O protocolo, que entrou em vigor em 2003, vinha num impasse, exatamente por causa da posição brasileira, apoiada apenas pela Nova Zelândia - e com 130 países contra. O Brasil até aqui pretendia que as cargas com possíveis OGMs fossem caracterizadas pela expressão "pode conter" - porque o termo "contém" (defendido por 130 países) implicaria custos de identificação para a agricultura e o comércio exterior nacionais, especialmente no caso da soja, que poderiam chegar a 8,6% do preço final, segundo os defensores dessa posição. Além disso, argumentavam os Ministérios da Agricultura, do Desenvolvimento, de Ciência e Tecnologia, das Relações Exteriores, "contém" poderia abrir caminho para barreiras não-tarifárias e outras em países que não queiram aceitar OGMs. Já os Ministérios do Meio Ambiente, da Justiça e do Desenvolvimento Agrário diziam que os custos da identificação seriam inferiores a meio dólar por tonelada, como prova o Paraná, que já exige a identificação, pois tem contratos com países que pagam mais pela soja não modificada.

Terça-feira última, no fim da tarde, com a MOP 3 já em andamento - mas sem a presença da ministra do Meio Ambiente -, a Presidência da República anunciou a decisão de optar pelo termo "contém" para as exportações em que a presença de OGMs já esteja caracterizada "no sistema de produção". Mas concede prazo de quatro anos para que os países implementem esse sistema no comércio exterior; até o fim desse prazo, "será utilizada a expressão 'pode conter', seguida da lista de todos os eventos de transformação genética aprovados no país exportador". Diz a nota oficial que essa posição "visa garantir a coexistência na produção de OGMs e não-OGMs" e que ela é "coerente com a legislação interna que prevê a necessidade de rotulagem de produtos transgênicos".

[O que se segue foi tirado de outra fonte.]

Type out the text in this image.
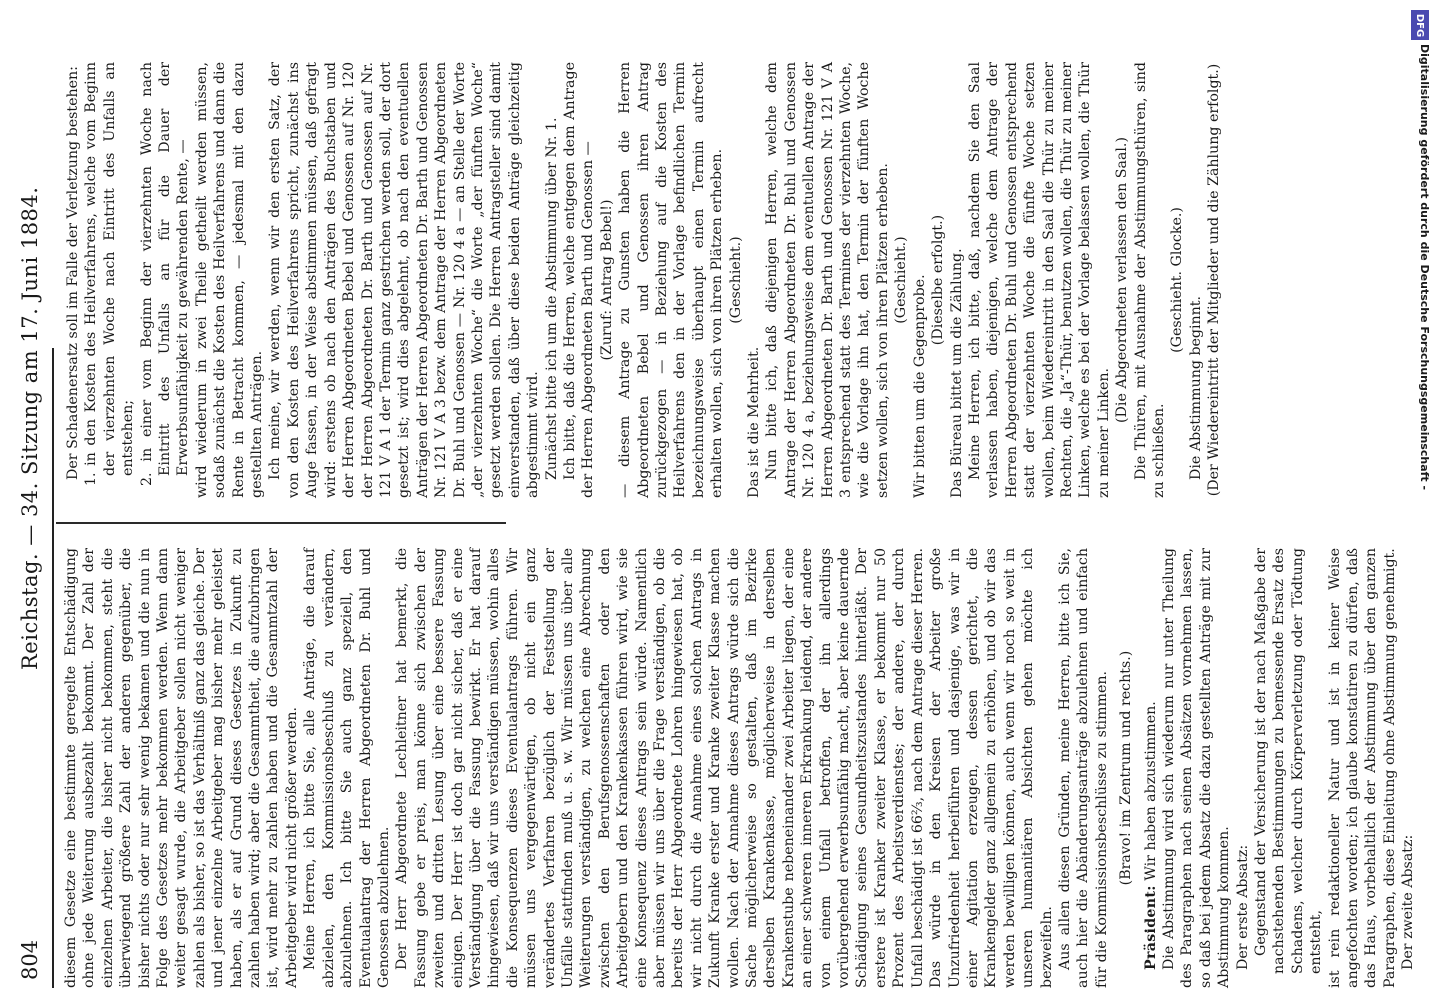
804
Reichstag. — 34. Sitzung am 17. Juni 1884.

diesem Gesetze eine bestimmte geregelte Entschädigung ohne jede Weiterung ausbezahlt bekommt. Der Zahl der einzelnen Arbeiter, die bisher nicht bekommen, steht die überwiegend größere Zahl der anderen gegenüber, die bisher nichts oder nur sehr wenig bekamen und die nun in Folge des Gesetzes mehr bekommen werden. Wenn dann weiter gesagt wurde, die Arbeitgeber sollen nicht weniger zahlen als bisher, so ist das Verhältniß ganz das gleiche. Der und jener einzelne Arbeitgeber mag bisher mehr geleistet haben, als er auf Grund dieses Gesetzes in Zukunft zu zahlen haben wird; aber die Gesammtheit, die aufzubringen ist, wird mehr zu zahlen haben und die Gesammtzahl der Arbeitgeber wird nicht größer werden. Meine Herren, ich bitte Sie, alle Anträge, die darauf abzielen, den Kommissionsbeschluß zu verändern, abzulehnen. Ich bitte Sie auch ganz speziell, den Eventualantrag der Herren Abgeordneten Dr. Buhl und Genossen abzulehnen. Der Herr Abgeordnete Lechleitner hat bemerkt, die Fassung gebe er preis, man könne sich zwischen der zweiten und dritten Lesung über eine bessere Fassung einigen. Der Herr ist doch gar nicht sicher, daß er eine Verständigung über die Fassung bewirkt. Er hat darauf hingewiesen, daß wir uns verständigen müssen, wohin alles die Konsequenzen dieses Eventualantrags führen. Wir müssen uns vergegenwärtigen, ob nicht ein ganz verändertes Verfahren bezüglich der Feststellung der Unfälle stattfinden muß u. s. w. Wir müssen uns über alle Weiterungen verständigen, zu welchen eine Abrechnung zwischen den Berufsgenossenschaften oder den Arbeitgebern und den Krankenkassen führen wird, wie sie eine Konsequenz dieses Antrags sein würde. Namentlich aber müssen wir uns über die Frage verständigen, ob die bereits der Herr Abgeordnete Lohren hingewiesen hat, ob wir nicht durch die Annahme eines solchen Antrags in Zukunft Kranke erster und Kranke zweiter Klasse machen wollen. Nach der Annahme dieses Antrags würde sich die Sache möglicherweise so gestalten, daß im Bezirke derselben Krankenkasse, möglicherweise in derselben Krankenstube nebeneinander zwei Arbeiter liegen, der eine an einer schweren inneren Erkrankung leidend, der andere von einem Unfall betroffen, der ihn allerdings vorübergehend erwerbsunfähig macht, aber keine dauernde Schädigung seines Gesundheitszustandes hinterläßt. Der erstere ist Kranker zweiter Klasse, er bekommt nur 50 Prozent des Arbeitsverdienstes; der andere, der durch Unfall beschädigt ist 66⅔, nach dem Antrage dieser Herren. Das würde in den Kreisen der Arbeiter große Unzufriedenheit herbeiführen und dasjenige, was wir in einer Agitation erzeugen, dessen gerichtet, die Krankengelder ganz allgemein zu erhöhen, und ob wir das werden bewilligen können, auch wenn wir noch so weit in unseren humanitären Absichten gehen möchte ich bezweifeln. Aus allen diesen Gründen, meine Herren, bitte ich Sie, auch hier die Abänderungsanträge abzulehnen und einfach für die Kommissionsbeschlüsse zu stimmen. (Bravo! im Zentrum und rechts.)

Präsident: Wir haben abzustimmen. Die Abstimmung wird sich wiederum nur unter Theilung des Paragraphen nach seinen Absätzen vornehmen lassen, so daß bei jedem Absatz die dazu gestellten Anträge mit zur Abstimmung kommen. Der erste Absatz: Gegenstand der Versicherung ist der nach Maßgabe der nachstehenden Bestimmungen zu bemessende Ersatz des Schadens, welcher durch Körperverletzung oder Tödtung entsteht, ist rein redaktioneller Natur und ist in keiner Weise angefochten worden; ich glaube konstatiren zu dürfen, daß das Haus, vorbehaltlich der Abstimmung über den ganzen Paragraphen, diese Einleitung ohne Abstimmung genehmigt. Der zweite Absatz:

Der Schadenersatz soll im Falle der Verletzung bestehen: 1. in den Kosten des Heilverfahrens, welche vom Beginn der vierzehnten Woche nach Eintritt des Unfalls an entstehen; 2. in einer vom Beginn der vierzehnten Woche nach Eintritt des Unfalls an für die Dauer der Erwerbsunfähigkeit zu gewährenden Rente, — wird wiederum in zwei Theile getheilt werden müssen, sodaß zunächst die Kosten des Heilverfahrens und dann die Rente in Betracht kommen, — jedesmal mit den dazu gestellten Anträgen. Ich meine, wir werden, wenn wir den ersten Satz, der von den Kosten des Heilverfahrens spricht, zunächst ins Auge fassen, in der Weise abstimmen müssen, daß gefragt wird: erstens ob nach den Anträgen des Buchstaben und der Herren Abgeordneten Bebel und Genossen auf Nr. 120 der Herren Abgeordneten Dr. Barth und Genossen auf Nr. 121 V A 1 der Termin ganz gestrichen werden soll, der dort gesetzt ist; wird dies abgelehnt, ob nach den eventuellen Anträgen der Herren Abgeordneten Dr. Barth und Genossen Nr. 121 V A 3 bezw. dem Antrage der Herren Abgeordneten Dr. Buhl und Genossen — Nr. 120 4 a — an Stelle der Worte „der vierzehnten Woche“ die Worte „der fünften Woche“ gesetzt werden sollen. Die Herren Antragsteller sind damit einverstanden, daß über diese beiden Anträge gleichzeitig abgestimmt wird. Zunächst bitte ich um die Abstimmung über Nr. 1. Ich bitte, daß die Herren, welche entgegen dem Antrage der Herren Abgeordneten Barth und Genossen — (Zuruf: Antrag Bebel!) — diesem Antrage zu Gunsten haben die Herren Abgeordneten Bebel und Genossen ihren Antrag zurückgezogen — in Beziehung auf die Kosten des Heilverfahrens den in der Vorlage befindlichen Termin bezeichnungsweise überhaupt einen Termin aufrecht erhalten wollen, sich von ihren Plätzen erheben. (Geschieht.)

Das ist die Mehrheit. Nun bitte ich, daß diejenigen Herren, welche dem Antrage der Herren Abgeordneten Dr. Buhl und Genossen Nr. 120 4 a, beziehungsweise dem eventuellen Antrage der Herren Abgeordneten Dr. Barth und Genossen Nr. 121 V A 3 entsprechend statt des Termines der vierzehnten Woche, wie die Vorlage ihn hat, den Termin der fünften Woche setzen wollen, sich von ihren Plätzen erheben. (Geschieht.) Wir bitten um die Gegenprobe. (Dieselbe erfolgt.) Das Büreau bittet um die Zählung. Meine Herren, ich bitte, daß, nachdem Sie den Saal verlassen haben, diejenigen, welche dem Antrage der Herren Abgeordneten Dr. Buhl und Genossen entsprechend statt der vierzehnten Woche die fünfte Woche setzen wollen, beim Wiedereintritt in den Saal die Thür zu meiner Rechten, die „Ja“-Thür, benutzen wollen, die Thür zu meiner Linken, welche es bei der Vorlage belassen wollen, die Thür zu meiner Linken.

(Die Abgeordneten verlassen den Saal.) Die Thüren, mit Ausnahme der Abstimmungsthüren, sind zu schließen.

(Geschieht. Glocke.)

Die Abstimmung beginnt. (Der Wiedereintritt der Mitglieder und die Zählung erfolgt.)

DFG
Digitalisierung gefördert durch die Deutsche Forschungsgemeinschaft -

Algumas conseqüências podem ser antevistas:

Não será fácil alcançar o consenso, indispensável para a tomada de decisões em reuniões desse tipo no sistema ONU; países importadores (como os europeus, por exemplo) que não querem alimentos transgênicos provavelmente resistirão a esse caminho, que, na prática, posterga uma decisão (quem acredita que os produtores brasileiros de soja transgênica correrão para implantar sistemas de identificação?);

no Brasil, a solução, na prática, foi adiada para o final do próximo mandato presidencial; com isso, dá alento aos defensores dos transgênicos, sem impor mais uma derrota aos Ministérios do Meio Ambiente e do Desenvolvimento Agrário (que perderam todas as votações sobre a Lei de Biossegurança no Congresso, em movimentos comandados pela Casa Civil da Presidência e pela liderança do partido do governo, articulados com a bancada ruralista);

adia-se de novo o cumprimento do Decreto 4.680/2003, que já obriga os documentos fiscais, inclusive na exportação, a conter informações "sobre a natureza transgênica do produto", mas que, na prática, não é obedecido;

o novo prazo dá força também para que não se cumpra a exigência de identificar, nas vendas ao consumidor brasileiro, qualquer produto que contenha 1% ou mais de OGMs; como lembra a diretora do Instituto de Defesa do Consumidor (Idec), Marilena Lazzarini, já que não há monitoramente, nem há estruturas eficazes para a detecção, na prática do dia-a-dia não há produtos com essa identificação nos rótulos.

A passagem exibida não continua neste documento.